Archive for February, 2011

The Standing Desk…

Sunday, February 27th, 2011

Have you heard of this? Basically, it’s a desk, but instead of sitting, you stand. I saw one once on a consulting job I was working on and fell in love with the idea. I’ve never lost the urge. I’m just concerned about the cost. I’d have to ask my boss for an entirely new desk and that stuff isn’t cheap.

But I think it’s cool. I’ve found that frequently, I think better on my feet. I feel more energized and purpose-driven when I’m not sitting behind a desk. It also makes me feel more active. I’m sure this would probably appear on lists of how to burn belly fat. And I need to lose some weight.

I did find this article over at Lifehacker that really answers a lot of questions one might have about the standing desk. I may have to approach my boss and try this.

I Couldn’t Make This Up!

Saturday, February 26th, 2011

So, an English ice cream parlor is serving ice cream made from human breast milk.

Let it sink in. Okay, uh, ewww. Gross, lady. Now I’m all for breastfeeding kids. The benefits are many and the stuff is free if you can make it. But I don’t want to go to Baskin Robbins and have to wonder what that thirty-second ingredient is in my ice cream. Seriously, this is effed up.

Not only that, but the ice cream costs about $22.50 per serving. She should look into ways to increase breast milk production. She could retire in just a few short years.

Seriously, this is gross. It just is. I don’t care how much chocolate syrup you put on it. I ain’t eating it.

Deep Thoughts…

Saturday, February 26th, 2011

Here some things to think about:

Think about how your day started today. You got up, maybe you showered. Regardless, you prepared for the day. Maybe it started out as a good day or maybe it was rough right from the beginning. But it was your day. Now consider that your last day alive will also start just like any other day. You’ll just die sometime during it.

Here’s another one:

Next time you’re at the hospital, specifically the emergency room, take a look at the ceiling. Look up at it. For a great many people, that is the last thing they saw before they died. Perhaps the hospital should at least paint it a calming color.

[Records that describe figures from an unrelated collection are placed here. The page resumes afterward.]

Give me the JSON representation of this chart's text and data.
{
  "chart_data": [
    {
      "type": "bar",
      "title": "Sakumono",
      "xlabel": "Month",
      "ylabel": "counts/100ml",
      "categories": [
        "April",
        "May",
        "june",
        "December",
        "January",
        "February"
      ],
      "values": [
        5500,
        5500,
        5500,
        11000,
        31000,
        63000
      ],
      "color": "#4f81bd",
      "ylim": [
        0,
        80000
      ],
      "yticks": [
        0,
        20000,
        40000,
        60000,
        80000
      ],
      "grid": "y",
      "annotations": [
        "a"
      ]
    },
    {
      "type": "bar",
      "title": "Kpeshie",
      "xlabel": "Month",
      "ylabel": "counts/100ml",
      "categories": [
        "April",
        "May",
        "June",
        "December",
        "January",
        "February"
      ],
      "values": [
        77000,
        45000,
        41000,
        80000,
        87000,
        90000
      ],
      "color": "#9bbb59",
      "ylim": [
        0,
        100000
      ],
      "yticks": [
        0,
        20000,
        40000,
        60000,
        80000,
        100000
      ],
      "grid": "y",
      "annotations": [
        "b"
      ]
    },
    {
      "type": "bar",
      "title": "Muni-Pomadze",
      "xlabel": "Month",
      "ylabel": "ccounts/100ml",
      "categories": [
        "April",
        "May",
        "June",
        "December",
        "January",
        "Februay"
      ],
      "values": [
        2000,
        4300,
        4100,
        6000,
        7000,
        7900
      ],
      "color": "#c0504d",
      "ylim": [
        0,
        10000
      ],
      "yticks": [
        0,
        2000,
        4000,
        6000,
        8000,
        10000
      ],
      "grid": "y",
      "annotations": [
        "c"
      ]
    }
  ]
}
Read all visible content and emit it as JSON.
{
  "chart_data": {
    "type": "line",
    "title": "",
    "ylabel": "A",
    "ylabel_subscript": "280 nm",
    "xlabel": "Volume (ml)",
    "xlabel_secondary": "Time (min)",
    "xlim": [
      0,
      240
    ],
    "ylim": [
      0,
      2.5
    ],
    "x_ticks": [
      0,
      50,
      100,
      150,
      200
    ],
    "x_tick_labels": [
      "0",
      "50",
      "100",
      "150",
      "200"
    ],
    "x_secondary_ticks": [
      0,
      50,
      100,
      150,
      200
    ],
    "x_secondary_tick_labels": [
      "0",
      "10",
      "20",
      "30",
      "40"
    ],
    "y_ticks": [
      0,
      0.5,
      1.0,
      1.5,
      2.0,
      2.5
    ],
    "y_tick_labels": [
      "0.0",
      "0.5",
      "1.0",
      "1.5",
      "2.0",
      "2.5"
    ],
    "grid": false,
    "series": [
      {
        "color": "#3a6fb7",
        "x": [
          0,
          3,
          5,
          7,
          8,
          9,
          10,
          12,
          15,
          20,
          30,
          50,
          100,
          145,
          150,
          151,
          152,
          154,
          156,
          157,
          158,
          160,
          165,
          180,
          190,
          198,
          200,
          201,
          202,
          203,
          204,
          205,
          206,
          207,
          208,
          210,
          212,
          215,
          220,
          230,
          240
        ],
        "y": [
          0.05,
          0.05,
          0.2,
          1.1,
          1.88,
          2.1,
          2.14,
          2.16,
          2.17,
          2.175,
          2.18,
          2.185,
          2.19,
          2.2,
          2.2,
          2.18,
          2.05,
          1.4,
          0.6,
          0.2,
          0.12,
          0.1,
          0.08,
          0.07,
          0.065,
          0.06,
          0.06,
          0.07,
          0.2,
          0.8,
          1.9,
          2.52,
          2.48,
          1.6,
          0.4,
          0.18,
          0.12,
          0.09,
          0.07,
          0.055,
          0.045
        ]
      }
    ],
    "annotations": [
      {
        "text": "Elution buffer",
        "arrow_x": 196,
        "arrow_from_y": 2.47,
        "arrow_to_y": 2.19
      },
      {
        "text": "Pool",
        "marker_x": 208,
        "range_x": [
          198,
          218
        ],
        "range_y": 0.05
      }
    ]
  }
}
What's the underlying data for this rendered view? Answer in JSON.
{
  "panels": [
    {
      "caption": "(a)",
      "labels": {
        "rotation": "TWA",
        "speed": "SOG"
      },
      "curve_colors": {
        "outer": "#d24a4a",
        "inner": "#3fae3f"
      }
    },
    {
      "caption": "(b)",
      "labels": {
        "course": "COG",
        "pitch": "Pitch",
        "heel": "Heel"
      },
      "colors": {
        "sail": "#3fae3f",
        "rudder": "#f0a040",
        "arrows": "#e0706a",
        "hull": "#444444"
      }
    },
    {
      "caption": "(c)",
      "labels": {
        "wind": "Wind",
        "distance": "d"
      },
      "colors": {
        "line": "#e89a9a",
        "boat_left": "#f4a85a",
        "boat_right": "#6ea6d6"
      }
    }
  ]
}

On the other hand, over the counter appetite suppressants are available everywhere. I know, totally weird tangent, right?

Sarah Chalke Doesn’t Love Me…

Thursday, February 24th, 2011

I had the weirdest dream last night. And since I have a blog and I can bore you to death with inane posts, why not share it here?

I was a doctor, or maybe a nurse. Heck, maybe I was the janitor, but I think I was wearing scrubs. I wasn’t too young or old because I didn’t need acne treatment and I wasn’t fat. Come to think of it, I’m pretty sure I was in the television show ‘Scrubs’.

But to be clear, I was not Zach Braff.

Anyway, for whatever reason, I was professing my undying love/crush for Sarah Chalke, or maybe she was Dr. Elliot Reid in the dream since I seem to be in TV Land.

Regardless, after professing my love and waiting for her to reciprocate or even acknowledge it, she didn’t. Didn’t even call me back. Eventually, I woke up.

There you go.

I Make Things Happen!

Monday, February 21st, 2011

Hey!

Remember when I complained about the crap policy Webkinz had on their pets expiring after one year and locking kids out? Yeah, well guess what? A little over a month later, Webkinz reversed their policy and now allow kids to play with their existing pets indefinitely even after the code ‘expires’.

Watch out, man; I put the fear in Webkinz! Who’s next?